Базиль молча встал и направился к двери. Обернувшись, он сказал через плечо:
– Я не стану никого обвинять всерьез до тех пор, пока точно не выясню, по какой причине ручка ножа стала столь привлекательной для мухи и почему канарейка была выпущена из клетки, – и он вышел.
Ламберт рассмеялся.
– Он либо уже знает, либо догадывается о значительно большем, чем говорит нам, инспектор. Масляная кислота! Масляная кислота! – эти слова, казалось, зачаровывали Ламберта. – Вот что я называю проницательным умом!

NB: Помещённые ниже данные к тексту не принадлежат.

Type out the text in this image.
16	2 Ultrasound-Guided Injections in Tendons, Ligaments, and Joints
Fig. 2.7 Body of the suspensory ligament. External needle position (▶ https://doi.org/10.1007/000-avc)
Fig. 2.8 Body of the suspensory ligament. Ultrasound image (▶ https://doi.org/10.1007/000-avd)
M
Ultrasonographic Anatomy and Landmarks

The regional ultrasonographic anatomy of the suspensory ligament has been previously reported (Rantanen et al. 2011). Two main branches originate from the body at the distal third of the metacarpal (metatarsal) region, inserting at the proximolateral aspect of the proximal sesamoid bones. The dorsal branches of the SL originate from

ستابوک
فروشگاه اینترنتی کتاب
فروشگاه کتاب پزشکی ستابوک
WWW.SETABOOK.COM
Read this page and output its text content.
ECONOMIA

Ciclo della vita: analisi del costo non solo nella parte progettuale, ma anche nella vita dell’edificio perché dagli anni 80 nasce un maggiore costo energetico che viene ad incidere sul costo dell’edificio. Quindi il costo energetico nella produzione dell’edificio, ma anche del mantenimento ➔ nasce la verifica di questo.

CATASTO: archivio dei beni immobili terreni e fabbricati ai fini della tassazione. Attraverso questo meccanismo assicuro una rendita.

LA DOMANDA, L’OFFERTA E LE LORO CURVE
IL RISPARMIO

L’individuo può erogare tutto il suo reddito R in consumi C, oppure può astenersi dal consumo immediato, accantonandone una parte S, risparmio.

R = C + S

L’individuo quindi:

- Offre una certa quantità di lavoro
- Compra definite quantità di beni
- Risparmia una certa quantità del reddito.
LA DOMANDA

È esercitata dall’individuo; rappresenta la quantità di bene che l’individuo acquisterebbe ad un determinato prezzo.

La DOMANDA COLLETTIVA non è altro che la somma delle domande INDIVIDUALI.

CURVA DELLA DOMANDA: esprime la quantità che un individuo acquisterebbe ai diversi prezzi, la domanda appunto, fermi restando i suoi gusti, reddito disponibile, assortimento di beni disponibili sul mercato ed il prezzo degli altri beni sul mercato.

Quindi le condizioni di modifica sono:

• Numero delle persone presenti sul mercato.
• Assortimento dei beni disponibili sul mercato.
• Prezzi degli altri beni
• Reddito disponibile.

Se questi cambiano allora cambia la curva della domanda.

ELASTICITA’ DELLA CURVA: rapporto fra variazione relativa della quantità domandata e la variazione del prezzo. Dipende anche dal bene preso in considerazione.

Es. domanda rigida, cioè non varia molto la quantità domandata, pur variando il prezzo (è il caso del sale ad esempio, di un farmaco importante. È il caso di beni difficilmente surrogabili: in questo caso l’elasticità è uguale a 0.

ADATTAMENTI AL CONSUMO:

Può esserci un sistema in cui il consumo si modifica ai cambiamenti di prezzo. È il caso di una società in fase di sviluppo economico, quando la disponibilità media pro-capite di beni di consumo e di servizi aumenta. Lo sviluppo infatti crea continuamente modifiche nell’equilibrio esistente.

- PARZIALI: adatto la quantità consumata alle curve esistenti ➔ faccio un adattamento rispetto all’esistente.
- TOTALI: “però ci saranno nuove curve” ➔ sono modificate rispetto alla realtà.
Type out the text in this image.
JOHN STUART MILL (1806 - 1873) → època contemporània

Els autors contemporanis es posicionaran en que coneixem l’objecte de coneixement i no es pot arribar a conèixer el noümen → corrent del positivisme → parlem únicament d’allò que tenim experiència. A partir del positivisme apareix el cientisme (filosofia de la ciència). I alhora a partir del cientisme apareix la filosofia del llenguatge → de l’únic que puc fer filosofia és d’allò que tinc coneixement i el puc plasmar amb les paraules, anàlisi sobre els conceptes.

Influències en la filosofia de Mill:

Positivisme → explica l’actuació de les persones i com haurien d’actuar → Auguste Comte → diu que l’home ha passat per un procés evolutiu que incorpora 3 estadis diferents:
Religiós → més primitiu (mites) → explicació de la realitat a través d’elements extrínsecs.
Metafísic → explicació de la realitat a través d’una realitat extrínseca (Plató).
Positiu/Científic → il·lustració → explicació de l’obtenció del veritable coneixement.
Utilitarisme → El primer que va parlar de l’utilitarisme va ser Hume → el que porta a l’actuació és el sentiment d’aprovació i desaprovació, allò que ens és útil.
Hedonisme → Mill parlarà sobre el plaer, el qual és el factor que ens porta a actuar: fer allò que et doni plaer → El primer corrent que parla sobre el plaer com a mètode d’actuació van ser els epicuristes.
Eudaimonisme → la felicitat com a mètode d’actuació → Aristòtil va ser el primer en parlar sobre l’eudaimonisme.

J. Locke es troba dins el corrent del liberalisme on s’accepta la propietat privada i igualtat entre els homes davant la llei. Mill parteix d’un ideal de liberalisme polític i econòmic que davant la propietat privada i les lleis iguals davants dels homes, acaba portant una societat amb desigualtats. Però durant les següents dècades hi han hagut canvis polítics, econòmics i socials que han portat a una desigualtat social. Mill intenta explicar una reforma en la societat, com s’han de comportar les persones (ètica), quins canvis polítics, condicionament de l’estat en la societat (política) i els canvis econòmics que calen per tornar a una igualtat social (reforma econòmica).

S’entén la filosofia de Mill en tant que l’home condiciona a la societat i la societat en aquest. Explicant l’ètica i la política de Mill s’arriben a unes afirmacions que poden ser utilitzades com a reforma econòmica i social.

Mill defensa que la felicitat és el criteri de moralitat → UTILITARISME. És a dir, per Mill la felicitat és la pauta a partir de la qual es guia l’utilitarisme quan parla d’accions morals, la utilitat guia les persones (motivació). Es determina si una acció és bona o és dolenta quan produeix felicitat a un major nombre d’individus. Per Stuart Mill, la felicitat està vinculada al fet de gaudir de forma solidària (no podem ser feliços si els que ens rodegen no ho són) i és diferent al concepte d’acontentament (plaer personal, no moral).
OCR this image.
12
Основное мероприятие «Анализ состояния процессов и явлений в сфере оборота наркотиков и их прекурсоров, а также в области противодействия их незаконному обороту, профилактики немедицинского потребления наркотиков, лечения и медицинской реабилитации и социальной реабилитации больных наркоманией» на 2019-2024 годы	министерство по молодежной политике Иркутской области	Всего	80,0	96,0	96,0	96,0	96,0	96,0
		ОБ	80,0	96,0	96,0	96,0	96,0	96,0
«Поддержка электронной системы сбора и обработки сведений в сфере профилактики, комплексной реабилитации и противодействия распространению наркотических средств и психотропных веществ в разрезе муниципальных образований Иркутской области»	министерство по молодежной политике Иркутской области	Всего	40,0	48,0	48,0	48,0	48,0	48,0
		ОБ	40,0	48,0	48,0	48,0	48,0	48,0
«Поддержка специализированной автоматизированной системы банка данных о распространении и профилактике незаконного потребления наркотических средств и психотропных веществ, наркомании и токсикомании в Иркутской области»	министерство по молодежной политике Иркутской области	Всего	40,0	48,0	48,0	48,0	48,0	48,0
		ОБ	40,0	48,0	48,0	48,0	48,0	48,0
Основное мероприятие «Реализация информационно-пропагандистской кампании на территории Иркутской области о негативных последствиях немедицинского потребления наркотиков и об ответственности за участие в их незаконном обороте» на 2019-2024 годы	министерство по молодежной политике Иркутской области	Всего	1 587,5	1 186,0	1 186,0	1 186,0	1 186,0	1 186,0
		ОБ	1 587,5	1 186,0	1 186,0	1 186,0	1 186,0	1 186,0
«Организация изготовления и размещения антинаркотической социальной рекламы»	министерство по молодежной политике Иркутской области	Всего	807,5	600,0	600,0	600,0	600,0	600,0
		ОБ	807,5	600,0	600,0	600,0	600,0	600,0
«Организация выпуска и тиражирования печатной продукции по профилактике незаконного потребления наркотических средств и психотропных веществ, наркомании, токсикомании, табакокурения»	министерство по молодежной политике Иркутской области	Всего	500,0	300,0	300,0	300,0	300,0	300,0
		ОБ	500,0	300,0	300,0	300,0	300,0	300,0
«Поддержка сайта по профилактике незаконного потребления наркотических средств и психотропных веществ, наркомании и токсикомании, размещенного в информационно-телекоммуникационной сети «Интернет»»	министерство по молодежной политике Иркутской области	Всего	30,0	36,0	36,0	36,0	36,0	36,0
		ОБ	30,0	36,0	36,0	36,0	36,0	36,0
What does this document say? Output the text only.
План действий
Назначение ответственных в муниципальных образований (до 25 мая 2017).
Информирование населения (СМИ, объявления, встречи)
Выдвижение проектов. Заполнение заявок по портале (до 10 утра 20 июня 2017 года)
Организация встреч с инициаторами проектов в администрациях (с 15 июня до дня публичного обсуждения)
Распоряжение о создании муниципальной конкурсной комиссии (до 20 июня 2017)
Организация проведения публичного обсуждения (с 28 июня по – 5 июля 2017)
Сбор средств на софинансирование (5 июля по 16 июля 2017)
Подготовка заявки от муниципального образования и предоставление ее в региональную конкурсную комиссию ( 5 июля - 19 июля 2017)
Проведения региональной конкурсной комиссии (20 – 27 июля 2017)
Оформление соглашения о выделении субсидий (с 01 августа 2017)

Вечером Базиль ужинал дома один, без гостей. Его слуга Юпитер, суетившийся перед столом, заметил, что его хозяин сердит и чем-то озабочен. Он уже добрался до сыра и фруктов, когда в гостиной зазвонил телефон. Юпитер вышел из столовой. Через закрытую дверь голос его звучал приглушенно. Через минуту он вернулся.
– Вас просят к телефону… Какой-то мистер Лазарус, – торжественно объявил он.
– Лазарус? – Базиль оторвал взгляд от стоявшей перед ним тарелки с инжиром и нахмурился. Вдруг несколькими быстрыми прыжками он добрался до аппарата. Голос на другом конце провода был еле слышен, отчего слова принимали какое-то странное ударение. Можно было подумать, что какой-то бестелесный дух разговаривает с ним через речку под названием Стикс.
– Доктор Уиллинг, это говорит Лазарус. Тот самый точильщик из мастерской, что находится в тупике возле театра. Извините за беспокойство, но кое-что опять случилось, а вы сказали…
– Что случилось?
– Ну… – Голос его вообще увял. – Кто-то снова бывал в моей мастерской…
– Дверь взломана?
– Нет, в этом не было необходимости, так как я не починил задвижку на окне.
– Тогда откуда вам известно, что кто-то побывал у вас?
– Из-за Дикки…
– Дикки?
– Ну, канарейка. Моя канарейка. Разве вы ее не помните? Ее снова кто-то выпустил из клетки. Не понимаю, кому это нужно, но кто-то ведь это сделал?